La actividad de los neveros artificiales es conocida desde tiempos de los romanos (200 a. C.), pero su gran desarrollo tuvo lugar entre los siglos XVI y XIX, y caen en desuso con la invención de las máquinas frigoríficas. Hasta ese momento la conservación de alimentos se realizaba gracias a la salmuera, los adobos, las conservas o el aprovechamiento de la nieve. La nieve también era utilizada en otros usos terapéuticos, tales como rebajar la temperatura en los procesos febriles, en epidemias del cólera, anti-inflamatorio, traumatismos, etc…
El Reino de Valencia fue uno de los principales consumidores de hielo de España. Desde el puerto de Alicante se exportaba nieve a Ibiza y el norte de África. La progresiva implantación de fábricas de hielo a partir de 1890 en diversas ciudades fue dejando de lado la red de neveros artificiales. Hasta entonces se aprovechaba un recurso natural de manera sostenible, en la que en épocas de grandes nevadas se llenaban las montañas de jornaleros. Así, está documentado que: “los días 5 y 6 de marzo de 1762, unas 1.000 personas y 700 caballos se esforzaban en el Carrascal de la Fuente Roja y el Menejador”, sierra que vamos a visitar.

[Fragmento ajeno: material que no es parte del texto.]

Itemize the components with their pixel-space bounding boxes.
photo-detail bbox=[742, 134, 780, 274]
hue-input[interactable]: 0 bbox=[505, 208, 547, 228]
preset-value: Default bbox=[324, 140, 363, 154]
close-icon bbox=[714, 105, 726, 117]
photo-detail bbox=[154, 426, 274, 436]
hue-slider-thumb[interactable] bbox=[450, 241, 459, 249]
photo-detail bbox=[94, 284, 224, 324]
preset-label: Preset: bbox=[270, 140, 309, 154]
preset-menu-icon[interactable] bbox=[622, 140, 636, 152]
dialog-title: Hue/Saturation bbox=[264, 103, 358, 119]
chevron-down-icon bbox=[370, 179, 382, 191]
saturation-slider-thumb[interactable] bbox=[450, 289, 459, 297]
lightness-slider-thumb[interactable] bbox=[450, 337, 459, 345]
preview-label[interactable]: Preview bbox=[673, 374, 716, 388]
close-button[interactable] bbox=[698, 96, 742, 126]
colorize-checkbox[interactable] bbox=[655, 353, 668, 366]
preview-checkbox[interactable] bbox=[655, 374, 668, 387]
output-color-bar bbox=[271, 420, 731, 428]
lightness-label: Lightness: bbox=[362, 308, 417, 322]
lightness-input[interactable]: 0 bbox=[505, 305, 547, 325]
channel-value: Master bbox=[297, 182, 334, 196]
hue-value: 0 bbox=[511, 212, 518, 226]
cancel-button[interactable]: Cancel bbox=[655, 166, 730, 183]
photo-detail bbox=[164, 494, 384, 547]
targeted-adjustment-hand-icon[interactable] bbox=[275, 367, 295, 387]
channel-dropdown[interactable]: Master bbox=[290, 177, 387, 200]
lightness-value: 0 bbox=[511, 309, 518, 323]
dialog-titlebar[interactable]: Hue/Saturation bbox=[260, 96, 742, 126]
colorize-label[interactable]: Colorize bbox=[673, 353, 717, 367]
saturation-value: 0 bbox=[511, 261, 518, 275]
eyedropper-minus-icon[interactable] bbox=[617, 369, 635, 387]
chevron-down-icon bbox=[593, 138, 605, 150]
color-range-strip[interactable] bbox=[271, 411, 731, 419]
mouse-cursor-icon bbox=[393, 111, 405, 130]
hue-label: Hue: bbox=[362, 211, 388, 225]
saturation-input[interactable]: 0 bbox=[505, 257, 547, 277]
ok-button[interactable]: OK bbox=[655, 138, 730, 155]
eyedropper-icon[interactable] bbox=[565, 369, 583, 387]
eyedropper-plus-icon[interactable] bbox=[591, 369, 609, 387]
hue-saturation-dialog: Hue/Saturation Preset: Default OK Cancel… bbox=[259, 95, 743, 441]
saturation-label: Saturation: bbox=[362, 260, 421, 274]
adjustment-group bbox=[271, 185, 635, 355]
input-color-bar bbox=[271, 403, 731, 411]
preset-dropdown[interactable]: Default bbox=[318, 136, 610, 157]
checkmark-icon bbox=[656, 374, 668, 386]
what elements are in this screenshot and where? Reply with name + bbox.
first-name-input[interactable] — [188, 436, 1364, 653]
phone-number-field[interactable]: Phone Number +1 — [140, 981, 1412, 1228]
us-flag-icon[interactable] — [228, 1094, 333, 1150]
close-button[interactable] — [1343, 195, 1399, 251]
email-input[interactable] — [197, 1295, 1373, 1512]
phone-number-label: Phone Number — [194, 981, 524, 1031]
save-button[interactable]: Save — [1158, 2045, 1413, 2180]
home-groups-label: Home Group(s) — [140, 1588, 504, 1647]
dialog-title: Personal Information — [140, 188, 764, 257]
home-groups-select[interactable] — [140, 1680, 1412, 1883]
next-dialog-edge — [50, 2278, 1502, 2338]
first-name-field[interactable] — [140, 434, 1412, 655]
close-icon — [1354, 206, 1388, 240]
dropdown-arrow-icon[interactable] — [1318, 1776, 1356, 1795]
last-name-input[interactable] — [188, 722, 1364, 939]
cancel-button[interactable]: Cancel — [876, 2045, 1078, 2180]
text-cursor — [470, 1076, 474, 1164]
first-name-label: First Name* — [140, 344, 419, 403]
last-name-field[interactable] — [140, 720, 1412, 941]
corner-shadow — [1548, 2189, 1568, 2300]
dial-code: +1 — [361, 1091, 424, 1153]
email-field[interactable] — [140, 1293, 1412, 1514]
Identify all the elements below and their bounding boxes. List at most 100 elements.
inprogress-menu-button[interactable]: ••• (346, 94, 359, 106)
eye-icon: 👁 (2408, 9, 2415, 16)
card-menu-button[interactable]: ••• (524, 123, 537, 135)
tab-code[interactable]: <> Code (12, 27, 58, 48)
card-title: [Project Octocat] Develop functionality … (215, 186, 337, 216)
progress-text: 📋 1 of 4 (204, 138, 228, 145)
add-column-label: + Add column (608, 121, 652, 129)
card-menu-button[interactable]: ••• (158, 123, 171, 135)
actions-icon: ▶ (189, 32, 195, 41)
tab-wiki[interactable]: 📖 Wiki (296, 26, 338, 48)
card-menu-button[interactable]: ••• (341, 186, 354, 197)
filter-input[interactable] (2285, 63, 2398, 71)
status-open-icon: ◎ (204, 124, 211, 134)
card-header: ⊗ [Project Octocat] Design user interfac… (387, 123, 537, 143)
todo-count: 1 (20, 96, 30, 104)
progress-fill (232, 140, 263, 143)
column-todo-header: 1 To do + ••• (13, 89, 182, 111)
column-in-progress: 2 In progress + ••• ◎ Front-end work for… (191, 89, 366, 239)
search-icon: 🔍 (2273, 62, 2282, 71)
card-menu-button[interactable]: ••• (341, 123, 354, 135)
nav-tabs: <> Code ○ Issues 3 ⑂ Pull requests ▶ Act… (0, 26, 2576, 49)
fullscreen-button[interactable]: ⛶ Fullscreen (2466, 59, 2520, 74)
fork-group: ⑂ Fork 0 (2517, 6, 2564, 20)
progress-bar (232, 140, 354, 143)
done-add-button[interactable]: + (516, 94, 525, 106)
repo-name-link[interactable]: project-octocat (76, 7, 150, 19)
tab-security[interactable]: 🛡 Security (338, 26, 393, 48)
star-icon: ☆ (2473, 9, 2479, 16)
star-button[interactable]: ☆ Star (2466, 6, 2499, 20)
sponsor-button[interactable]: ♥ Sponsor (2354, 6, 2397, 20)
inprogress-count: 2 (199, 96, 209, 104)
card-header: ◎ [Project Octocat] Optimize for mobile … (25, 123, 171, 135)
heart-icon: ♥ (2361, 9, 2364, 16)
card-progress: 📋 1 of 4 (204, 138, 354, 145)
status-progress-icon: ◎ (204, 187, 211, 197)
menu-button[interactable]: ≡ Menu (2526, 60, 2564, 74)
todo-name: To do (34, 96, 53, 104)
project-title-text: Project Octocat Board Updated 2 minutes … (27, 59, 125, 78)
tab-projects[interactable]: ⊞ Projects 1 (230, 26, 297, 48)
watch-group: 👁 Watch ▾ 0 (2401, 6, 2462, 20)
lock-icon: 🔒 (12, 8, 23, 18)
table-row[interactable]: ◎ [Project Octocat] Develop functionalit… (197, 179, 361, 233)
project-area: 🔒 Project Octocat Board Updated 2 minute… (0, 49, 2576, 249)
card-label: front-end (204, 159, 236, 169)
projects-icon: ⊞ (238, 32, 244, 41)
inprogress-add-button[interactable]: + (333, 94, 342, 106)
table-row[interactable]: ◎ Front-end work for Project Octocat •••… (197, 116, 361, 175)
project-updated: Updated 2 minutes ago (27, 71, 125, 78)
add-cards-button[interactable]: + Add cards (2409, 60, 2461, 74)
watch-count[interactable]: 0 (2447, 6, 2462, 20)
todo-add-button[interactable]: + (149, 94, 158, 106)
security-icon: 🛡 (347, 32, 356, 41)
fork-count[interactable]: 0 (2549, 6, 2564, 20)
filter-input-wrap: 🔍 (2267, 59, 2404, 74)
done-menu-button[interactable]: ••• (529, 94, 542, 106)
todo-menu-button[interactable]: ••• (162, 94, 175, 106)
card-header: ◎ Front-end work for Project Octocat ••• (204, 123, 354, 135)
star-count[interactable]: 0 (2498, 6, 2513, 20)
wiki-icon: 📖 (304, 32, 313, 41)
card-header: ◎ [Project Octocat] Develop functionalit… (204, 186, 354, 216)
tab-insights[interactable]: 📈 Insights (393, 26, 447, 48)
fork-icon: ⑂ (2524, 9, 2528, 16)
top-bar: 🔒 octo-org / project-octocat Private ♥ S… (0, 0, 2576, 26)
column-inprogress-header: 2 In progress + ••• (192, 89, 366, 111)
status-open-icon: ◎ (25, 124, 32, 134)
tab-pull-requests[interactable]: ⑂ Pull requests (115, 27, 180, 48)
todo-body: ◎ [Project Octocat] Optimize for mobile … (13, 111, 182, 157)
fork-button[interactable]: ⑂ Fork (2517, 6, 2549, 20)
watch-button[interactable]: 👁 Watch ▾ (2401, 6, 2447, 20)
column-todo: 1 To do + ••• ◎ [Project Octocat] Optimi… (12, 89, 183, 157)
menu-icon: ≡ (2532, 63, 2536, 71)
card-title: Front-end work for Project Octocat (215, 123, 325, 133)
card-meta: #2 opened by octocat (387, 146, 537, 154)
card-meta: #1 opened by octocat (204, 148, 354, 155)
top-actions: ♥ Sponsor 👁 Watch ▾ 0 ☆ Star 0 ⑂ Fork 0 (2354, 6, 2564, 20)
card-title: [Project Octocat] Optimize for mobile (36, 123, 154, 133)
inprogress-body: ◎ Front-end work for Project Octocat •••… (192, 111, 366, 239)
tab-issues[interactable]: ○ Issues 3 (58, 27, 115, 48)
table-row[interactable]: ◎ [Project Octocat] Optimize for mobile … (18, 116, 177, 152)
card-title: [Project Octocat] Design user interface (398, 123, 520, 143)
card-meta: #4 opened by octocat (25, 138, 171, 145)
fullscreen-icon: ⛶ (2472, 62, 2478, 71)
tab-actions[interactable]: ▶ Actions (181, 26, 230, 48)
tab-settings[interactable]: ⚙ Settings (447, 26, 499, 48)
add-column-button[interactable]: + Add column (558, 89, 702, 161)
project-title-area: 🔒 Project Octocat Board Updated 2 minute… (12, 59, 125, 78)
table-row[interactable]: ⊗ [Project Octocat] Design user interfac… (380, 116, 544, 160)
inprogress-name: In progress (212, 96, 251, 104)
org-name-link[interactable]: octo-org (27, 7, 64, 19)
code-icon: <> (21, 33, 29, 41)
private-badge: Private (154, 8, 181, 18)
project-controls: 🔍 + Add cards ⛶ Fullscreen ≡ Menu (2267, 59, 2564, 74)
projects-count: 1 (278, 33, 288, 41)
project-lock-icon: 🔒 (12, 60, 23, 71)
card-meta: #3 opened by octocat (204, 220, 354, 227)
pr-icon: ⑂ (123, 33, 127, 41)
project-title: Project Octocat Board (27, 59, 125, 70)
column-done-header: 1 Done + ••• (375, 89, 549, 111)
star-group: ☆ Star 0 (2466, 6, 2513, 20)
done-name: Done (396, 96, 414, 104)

Para la producción de hielo, cortaban la nieve con palas y la llevaban a los pozos de nieve, donde la prensaban para convertirla en hielo, así se disminuía su volumen y se conservaba más tiempo. Después se cubría con tierra, hojas, paja o ramas formando capas de un grosor homogéneo.
En verano, se cortaban bloques de hielo que eran transportados a lomos de bestias de tiro durante la noche hasta los puertos y núcleos urbanos más cercanos, donde eran comercializados. Los neveros (trabajadores de la nieve) trabajaban en condiciones de frío intenso acumulando la nieve en los pozos. A principios del siglo XX, con la aparición de la producción de hielo en forma industrial y, posteriormente con la popularización de los frigoríficos domésticos, las viejas neveras (llamadas así porque se usaba la nieve) desaparecieron.